The basic reason I don’t is that it wasn’t available on the web until recently, and it’s only available in a nasty PDF format. For my own personal use this is highly inconvenient, but for getting others interested it’s basically a show stopper. Realizing that nobody else is going to fix it and this is a valuable thing that deserves to be on the open web, I’d like to sketch a plan for restoring this source to a decent web based home.
The Problem: It’s A Scan…Of A Printout
The original medium this source came in had search and good indexing. It was easy to read a thread or find posts by a certain user. The printout format strips away search, and mangles the indexing a bit since page number and post ID are correlated but not quite the same. Worse, the printout was hole punched at some point so it could go into a binder, and this destroyed some of the information. The scan adds a further layer of obfuscation, as the quality of the documents and their flaws are magnified in a scanning environment. Subtle details lost in the scanning process make it highly unpleasant to read the resulting document.

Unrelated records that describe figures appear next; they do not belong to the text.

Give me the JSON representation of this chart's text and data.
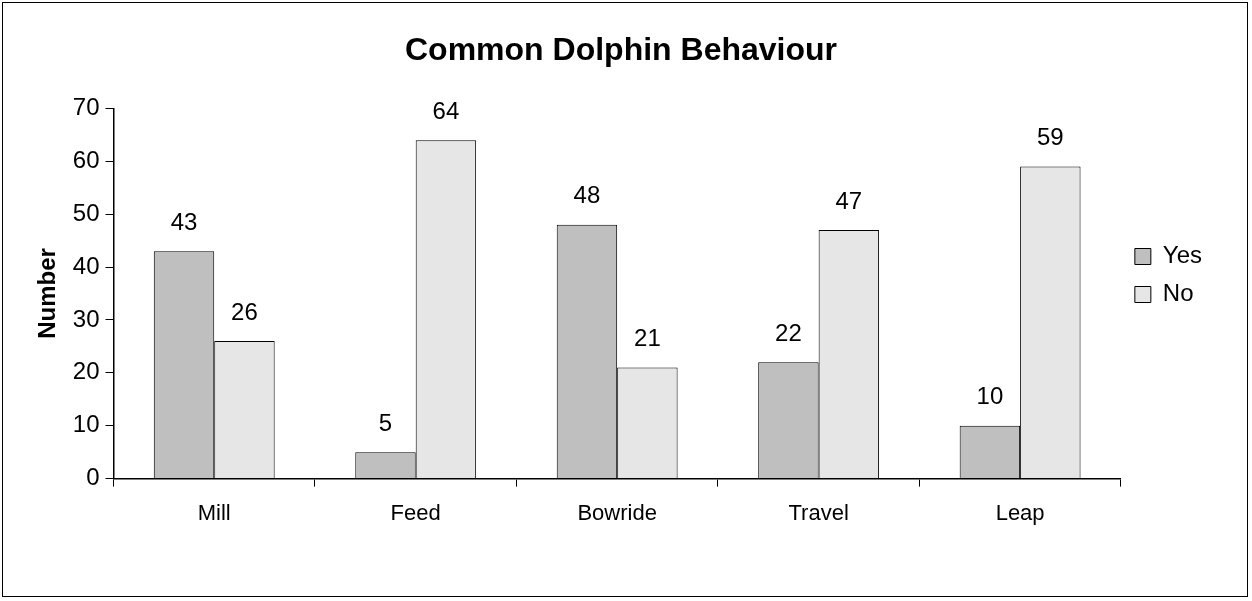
{
  "chart_data": {
    "type": "bar",
    "title": "Common Dolphin Behaviour",
    "ylabel": "Number",
    "categories": [
      "Mill",
      "Feed",
      "Bowride",
      "Travel",
      "Leap"
    ],
    "series": [
      {
        "name": "Yes",
        "color": "#bfbfbf",
        "values": [
          43,
          5,
          48,
          22,
          10
        ]
      },
      {
        "name": "No",
        "color": "#e6e6e6",
        "values": [
          26,
          64,
          21,
          47,
          59
        ]
      }
    ],
    "ylim": [
      0,
      70
    ],
    "yticks": [
      0,
      10,
      20,
      30,
      40,
      50,
      60,
      70
    ],
    "grid": false,
    "legend": "right",
    "data_labels": true
  }
}
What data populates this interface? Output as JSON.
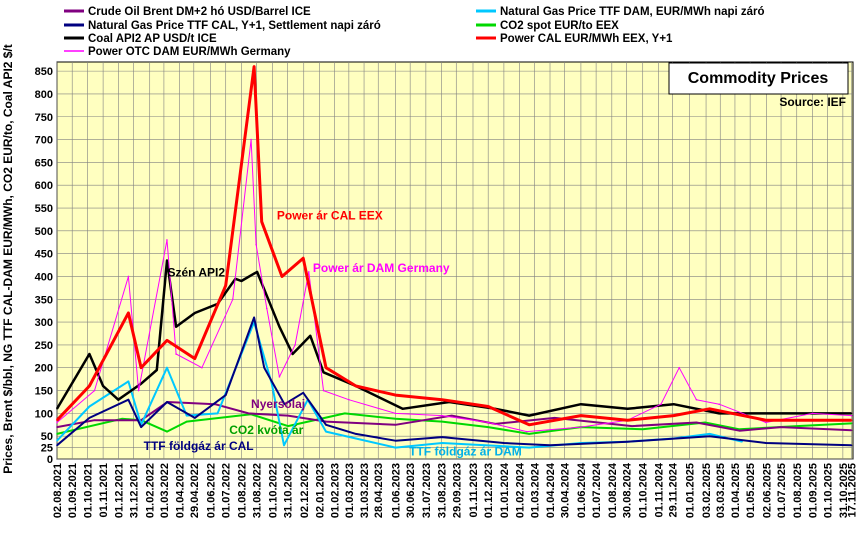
{
  "chart_data": {
    "type": "line",
    "title": "Commodity Prices",
    "source": "Source:  IEF",
    "ylabel": "Prices, Brent $/bbl, NG TTF CAL-DAM EUR/MWh, CO2 EUR/to, Coal API2 $/t",
    "ylim": [
      0,
      870
    ],
    "yticks": [
      0,
      25,
      50,
      100,
      150,
      200,
      250,
      300,
      350,
      400,
      450,
      500,
      550,
      600,
      650,
      700,
      750,
      800,
      850
    ],
    "xlim": [
      "2021-08-02",
      "2025-11-20"
    ],
    "xticks": [
      "02.08.2021",
      "01.09.2021",
      "01.10.2021",
      "01.11.2021",
      "01.12.2021",
      "31.12.2021",
      "01.02.2022",
      "01.03.2022",
      "01.04.2022",
      "29.04.2022",
      "01.06.2022",
      "01.07.2022",
      "01.08.2022",
      "31.08.2022",
      "01.10.2022",
      "31.10.2022",
      "02.12.2022",
      "02.01.2023",
      "01.02.2023",
      "01.03.2023",
      "31.03.2023",
      "28.04.2023",
      "01.06.2023",
      "30.06.2023",
      "31.07.2023",
      "31.08.2023",
      "29.09.2023",
      "01.11.2023",
      "01.12.2023",
      "01.01.2024",
      "01.02.2024",
      "01.03.2024",
      "01.04.2024",
      "30.04.2024",
      "01.06.2024",
      "01.07.2024",
      "01.08.2024",
      "30.08.2024",
      "01.10.2024",
      "01.11.2024",
      "29.11.2024",
      "01.01.2025",
      "03.02.2025",
      "03.03.2025",
      "01.04.2025",
      "01.05.2025",
      "02.06.2025",
      "01.07.2025",
      "01.08.2025",
      "01.09.2025",
      "01.10.2025",
      "31.10.2025",
      "17.11.2025"
    ],
    "grid": true,
    "plot_background": "#ffffc0",
    "legend_position": "top",
    "series": [
      {
        "name": "Crude Oil Brent DM+2 hó USD/Barrel ICE",
        "color": "#800080",
        "width": 2,
        "x": [
          "2021-08-02",
          "2021-10-15",
          "2022-01-15",
          "2022-03-08",
          "2022-06-10",
          "2022-08-15",
          "2022-11-01",
          "2023-01-15",
          "2023-06-01",
          "2023-09-20",
          "2023-12-15",
          "2024-04-10",
          "2024-09-10",
          "2025-01-15",
          "2025-04-10",
          "2025-07-01",
          "2025-11-17"
        ],
        "values": [
          70,
          85,
          85,
          125,
          120,
          100,
          95,
          82,
          75,
          95,
          77,
          90,
          72,
          80,
          62,
          70,
          63
        ]
      },
      {
        "name": "Natural Gas Price TTF DAM, EUR/MWh napi záró",
        "color": "#00c8ff",
        "width": 2,
        "x": [
          "2021-08-02",
          "2021-10-05",
          "2021-12-21",
          "2022-01-15",
          "2022-03-07",
          "2022-04-15",
          "2022-06-15",
          "2022-08-26",
          "2022-09-30",
          "2022-10-24",
          "2022-12-10",
          "2023-01-15",
          "2023-03-15",
          "2023-06-01",
          "2023-09-01",
          "2024-02-20",
          "2024-06-01",
          "2024-09-01",
          "2024-12-01",
          "2025-02-10",
          "2025-04-15"
        ],
        "values": [
          40,
          115,
          170,
          75,
          200,
          95,
          100,
          300,
          165,
          30,
          130,
          60,
          45,
          25,
          35,
          25,
          35,
          38,
          45,
          55,
          38
        ]
      },
      {
        "name": "Natural Gas Price TTF CAL, Y+1, Settlement napi záró",
        "color": "#000080",
        "width": 2,
        "x": [
          "2021-08-02",
          "2021-10-05",
          "2021-12-21",
          "2022-01-15",
          "2022-03-07",
          "2022-05-01",
          "2022-07-01",
          "2022-08-26",
          "2022-09-15",
          "2022-10-25",
          "2022-12-01",
          "2023-01-15",
          "2023-03-15",
          "2023-06-01",
          "2023-09-01",
          "2024-01-01",
          "2024-04-01",
          "2024-09-01",
          "2025-02-10",
          "2025-06-01",
          "2025-11-17"
        ],
        "values": [
          30,
          90,
          130,
          70,
          125,
          90,
          140,
          310,
          200,
          120,
          145,
          75,
          55,
          40,
          48,
          35,
          30,
          38,
          50,
          35,
          30
        ]
      },
      {
        "name": "CO2 spot EUR/to EEX",
        "color": "#00d800",
        "width": 2,
        "x": [
          "2021-08-02",
          "2021-12-08",
          "2022-01-15",
          "2022-03-07",
          "2022-04-15",
          "2022-08-20",
          "2022-11-01",
          "2023-02-21",
          "2023-06-01",
          "2023-09-01",
          "2023-12-01",
          "2024-02-20",
          "2024-06-01",
          "2024-10-01",
          "2025-02-01",
          "2025-04-10",
          "2025-08-01",
          "2025-11-17"
        ],
        "values": [
          55,
          88,
          85,
          60,
          82,
          98,
          72,
          100,
          88,
          82,
          70,
          55,
          70,
          65,
          80,
          65,
          72,
          78
        ]
      },
      {
        "name": "Coal API2 AP USD/t ICE",
        "color": "#000000",
        "width": 2.5,
        "x": [
          "2021-08-02",
          "2021-10-05",
          "2021-11-01",
          "2021-12-01",
          "2022-01-15",
          "2022-02-15",
          "2022-03-07",
          "2022-03-25",
          "2022-05-01",
          "2022-06-15",
          "2022-07-20",
          "2022-08-01",
          "2022-09-01",
          "2022-10-15",
          "2022-11-10",
          "2022-12-15",
          "2023-01-10",
          "2023-03-15",
          "2023-06-15",
          "2023-09-15",
          "2023-12-15",
          "2024-02-20",
          "2024-06-01",
          "2024-09-01",
          "2024-12-01",
          "2025-03-01",
          "2025-06-01",
          "2025-09-01",
          "2025-11-17"
        ],
        "values": [
          110,
          230,
          160,
          130,
          165,
          195,
          435,
          290,
          320,
          340,
          395,
          390,
          410,
          290,
          230,
          270,
          190,
          160,
          110,
          125,
          110,
          95,
          120,
          110,
          120,
          100,
          100,
          100,
          100
        ]
      },
      {
        "name": "Power CAL EUR/MWh EEX, Y+1",
        "color": "#ff0000",
        "width": 3,
        "x": [
          "2021-08-02",
          "2021-10-05",
          "2021-12-21",
          "2022-01-15",
          "2022-03-07",
          "2022-05-01",
          "2022-07-01",
          "2022-08-26",
          "2022-09-10",
          "2022-10-20",
          "2022-12-01",
          "2023-01-15",
          "2023-03-15",
          "2023-06-01",
          "2023-09-01",
          "2023-12-01",
          "2024-02-20",
          "2024-06-01",
          "2024-09-01",
          "2024-12-01",
          "2025-02-10",
          "2025-06-01",
          "2025-11-17"
        ],
        "values": [
          85,
          160,
          320,
          200,
          260,
          220,
          380,
          860,
          520,
          400,
          440,
          200,
          160,
          140,
          130,
          115,
          75,
          95,
          85,
          95,
          110,
          85,
          85
        ]
      },
      {
        "name": "Power OTC DAM EUR/MWh Germany",
        "color": "#ff00ff",
        "width": 1,
        "x": [
          "2021-08-02",
          "2021-10-15",
          "2021-12-21",
          "2022-01-10",
          "2022-03-07",
          "2022-03-25",
          "2022-05-15",
          "2022-07-15",
          "2022-08-20",
          "2022-08-30",
          "2022-09-20",
          "2022-10-15",
          "2022-11-15",
          "2022-12-12",
          "2023-01-10",
          "2023-03-01",
          "2023-06-01",
          "2023-09-01",
          "2023-12-01",
          "2024-02-15",
          "2024-06-01",
          "2024-09-01",
          "2024-11-06",
          "2024-12-12",
          "2025-01-15",
          "2025-03-01",
          "2025-06-01",
          "2025-09-01",
          "2025-11-17"
        ],
        "values": [
          80,
          150,
          400,
          150,
          480,
          230,
          200,
          350,
          700,
          470,
          330,
          180,
          250,
          410,
          150,
          130,
          100,
          95,
          80,
          60,
          70,
          85,
          120,
          200,
          130,
          120,
          80,
          100,
          95
        ]
      }
    ],
    "annotations": [
      {
        "text": "Power ár CAL EEX",
        "color": "#ff0000",
        "x": "2022-10-10",
        "y": 525
      },
      {
        "text": "Power ár DAM Germany",
        "color": "#ff00ff",
        "x": "2022-12-20",
        "y": 410
      },
      {
        "text": "Szén API2",
        "color": "#000000",
        "x": "2022-03-08",
        "y": 400
      },
      {
        "text": "Nyersolaj",
        "color": "#800080",
        "x": "2022-08-20",
        "y": 112
      },
      {
        "text": "CO2 kvóta ár",
        "color": "#00a000",
        "x": "2022-07-08",
        "y": 55
      },
      {
        "text": "TTF földgáz ár CAL",
        "color": "#000080",
        "x": "2022-01-20",
        "y": 20
      },
      {
        "text": "TTF földgáz ár DAM",
        "color": "#00b0e8",
        "x": "2023-06-28",
        "y": 8
      }
    ]
  }
}
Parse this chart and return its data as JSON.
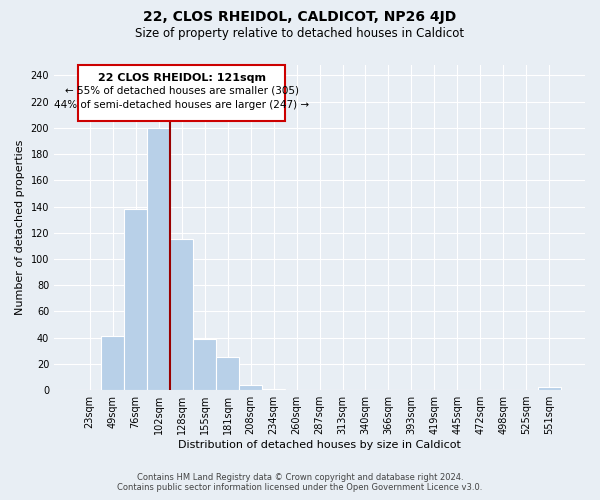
{
  "title": "22, CLOS RHEIDOL, CALDICOT, NP26 4JD",
  "subtitle": "Size of property relative to detached houses in Caldicot",
  "xlabel": "Distribution of detached houses by size in Caldicot",
  "ylabel": "Number of detached properties",
  "bar_labels": [
    "23sqm",
    "49sqm",
    "76sqm",
    "102sqm",
    "128sqm",
    "155sqm",
    "181sqm",
    "208sqm",
    "234sqm",
    "260sqm",
    "287sqm",
    "313sqm",
    "340sqm",
    "366sqm",
    "393sqm",
    "419sqm",
    "445sqm",
    "472sqm",
    "498sqm",
    "525sqm",
    "551sqm"
  ],
  "bar_values": [
    0,
    41,
    138,
    200,
    115,
    39,
    25,
    4,
    1,
    0,
    0,
    0,
    0,
    0,
    0,
    0,
    0,
    0,
    0,
    0,
    2
  ],
  "bar_color": "#b8d0e8",
  "vline_x": 3.5,
  "vline_color": "#990000",
  "ylim": [
    0,
    248
  ],
  "yticks": [
    0,
    20,
    40,
    60,
    80,
    100,
    120,
    140,
    160,
    180,
    200,
    220,
    240
  ],
  "annotation_title": "22 CLOS RHEIDOL: 121sqm",
  "annotation_line1": "← 55% of detached houses are smaller (305)",
  "annotation_line2": "44% of semi-detached houses are larger (247) →",
  "annotation_box_color": "#cc0000",
  "footer_line1": "Contains HM Land Registry data © Crown copyright and database right 2024.",
  "footer_line2": "Contains public sector information licensed under the Open Government Licence v3.0.",
  "background_color": "#e8eef4",
  "plot_background": "#e8eef4",
  "grid_color": "#ffffff",
  "title_fontsize": 10,
  "subtitle_fontsize": 8.5,
  "tick_fontsize": 7,
  "ylabel_fontsize": 8,
  "xlabel_fontsize": 8
}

The archive.org material includes a 500mb archive of individual jp2 images of the scanned pages, these could easily be imported into a wiki at which point it would be fairly easy to tag what post ID’s appear on each page. This way you’d be able to browse the posts by their ID number even if it’s just seeing the post as an image.
Restoring Readability and Search
The textual nature of the text must be restored to provide it with improved readability through CSS. This means the text must be extracted from the images somehow.
Text Extraction Methods
OCR - I haven’t really been able to get OCR to work very well, so far the packages I’ve used have been of sufficiently low quality that it was faster to type. The closest results I’ve seen came from this tool which is specifically designed to recognize fixed-width fonts.
Human Transcription - This is what I’ve had the most success with so far, but it’s labor intensive and slow. One hope is that by doing things on a wiki platform I can enlist the assistance of others in transcribing images.
Mechanical Turk - A subpoint of the above, it occurs to me that I could pay for an online transcription service like mechanical turk to do the pages. I’m not sure how much I’d have to pay to get something accurate, but perhaps the fact that the participant is making history might allow me to get services at a lower rate. (So as not to sound callous: I’m to understand Turkers are sensitive to that kind of thing since the wages are low enough that many participants are there to have something to do at their job during breaks, for a ‘normal’ transcription service I would assume it’s just business.)
Once the images are transcribed search is just a matter of getting them into a platform which features decent search. PmWiki has good search, so I’m not particularly worried about this aspect as much as I am about being able to get the posts into text at all.